Der jüdische Widerstand in Belgien und Auschwitz 18
Es gab eine deutschsprachige Soldatenzeitung und Flugblätter, die „guten“ Soldaten schmuggelten sie in die Kasernen, sie fanden andere gute Soldaten, die sie noch von zu Hause kannten, es gab bald keine Kaserne in Brüssel, in der nicht antihitleristisch gesinnte Soldaten Propagandaarbeit machten und uns mit wichtigen Informationen versorgten. Soldaten nahmen in Zahnpastatuben und Spielzeugen Propagandamaterial nach Deutschland mit, wenn sie auf Urlaub fuhren... Soldaten brachten Munition aus den Waffenlagern für die belgischen Widerstandskämpfer... Es war eine gefährliche Arbeit, aber interessant, man musste Fingerspitzengefühl haben, den sechsten Sinn, wir taten sie aus der Überzeugung, Wichtiges zu leisten im Kampf gegen Hitler, taten sie Tag für Tag, jahrelang. Wir lebten illegal, tauschten oft unser Quartier, verdienten uns unseren Unterhalt mit Haushaltsarbeit, trafen uns am Abend mit den Soldaten, waren stündlich in Gefahr und schöpften nur Kraft aus der Hoffnung, dass die Zweite Front käme und die Hitlerbande aus dem Lande triebe. Trotz allem hüpften wir auch manchmal hinaus ins Grüne, ruderten über die Seen und ließen uns im Kaffeehaus einen Aperitif servieren, und vergaßen für einige Stunden den Alptraum. Schwelgten in Zukunftsträumen. Freiheitsvisionen: tanzen gehen, baden gehen, schöne Kleider tragen...

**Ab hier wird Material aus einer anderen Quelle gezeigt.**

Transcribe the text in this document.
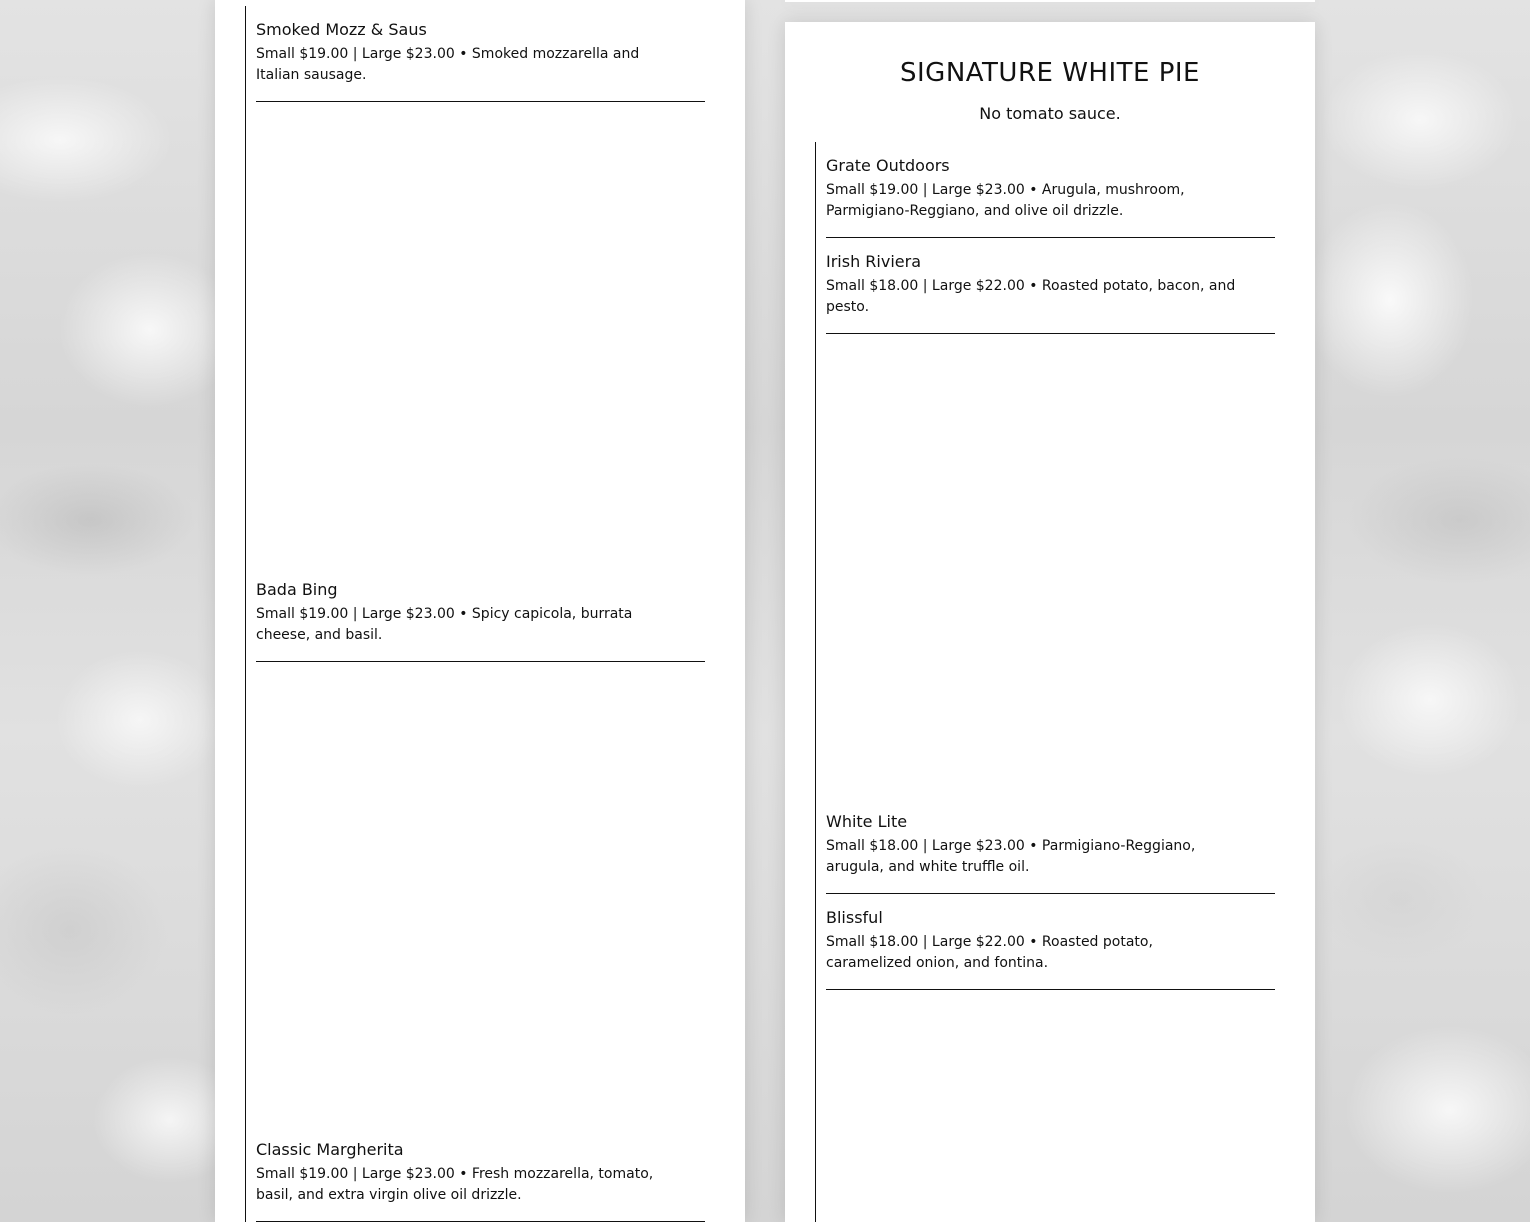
Smoked Mozz & Saus
Small $19.00 | Large $23.00 • Smoked mozzarella and Italian sausage.
Bada Bing
Small $19.00 | Large $23.00 • Spicy capicola, burrata cheese, and basil.
Classic Margherita
Small $19.00 | Large $23.00 • Fresh mozzarella, tomato, basil, and extra virgin olive oil drizzle.
SIGNATURE WHITE PIE

No tomato sauce.

Grate Outdoors
Small $19.00 | Large $23.00 • Arugula, mushroom, Parmigiano-Reggiano, and olive oil drizzle.
Irish Riviera
Small $18.00 | Large $22.00 • Roasted potato, bacon, and pesto.
White Lite
Small $18.00 | Large $23.00 • Parmigiano-Reggiano, arugula, and white truffle oil.
Blissful
Small $18.00 | Large $22.00 • Roasted potato, caramelized onion, and fontina.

Buntschillernde Wünsche, die in den Brüsseler Himmel flogen und dort wie Seifenblasen zerplatzten. Dann wurden wir verhaftet, nicht zusammen, erst Lotte, eine Woche später ich, Zufall, Sternenschwestern eben. Nun standen wir nackt vor dem SS-Kommandanten, hielten uns dicht beisammen: nur nicht getrennt werden! „Wir sind Eisendreherinnen“, sagten wir und zeigten ihm wie Gladiatoren unsere Muskeln: „Nehmen Sie uns zum Arbeitskommando.“ Er nahm uns, auch andere von unserem Transport. Beinahe wären wir vor Freude wieder gehüpft.
Wir bekamen andere Häftlingskleidung, etwas bessere Unterwäsche, Strümpfe und hässliche Fetzen als Kopftücher, kamen in einen Block, in den „Unionblock“. Am anderen Tag marschierten wir frühmorgens aus. Der Weg war weit, die Straße vereist, wir rutschten mit unseren Holzpantinen aus, mussten achten, in der Reihe zu bleiben, Augen auf die Fersen des Vordermanns, Begleitmannschaft mit Hunden bewachte uns, deutsche Kapos liefen uns zur Seite, trieben uns an, bedachten uns mit Schimpfwörtern. Wer nicht Schritt hielt wurde geschlagen, wer hinfiel mit Fußtritten zum Aufstehen gebracht. SS-Aufseherinnen liefen peitschenschwingend neben uns her. Beim Marschieren mussten wir singen, wir waren ein großes Kommando. Zehn Hundertschaften, voran deutsche Häftlinge, die anderen neun waren jüdische – die Deutschen sangen „Erika, Erika“ und „Lore, Lore“ – und wir mussten mitsingen.
Unsere Füße waren wundgerieben als wir in der Fabrik ankamen. Wir waren so zerschunden, dass wir nicht glaubten, diesen Weg noch oft durchzuhalten. Aber wir gingen ihn dann täglich zweimal, so oft, dass ich ihn noch heute in Gedanken oft gehe. Männerhäftlinge marschierten in den Hof, sie sahen besser aus als die Männer beim Außenkommando. Im Hof wurde abgezählt. Dann wurden wir in die Fabrik geführt.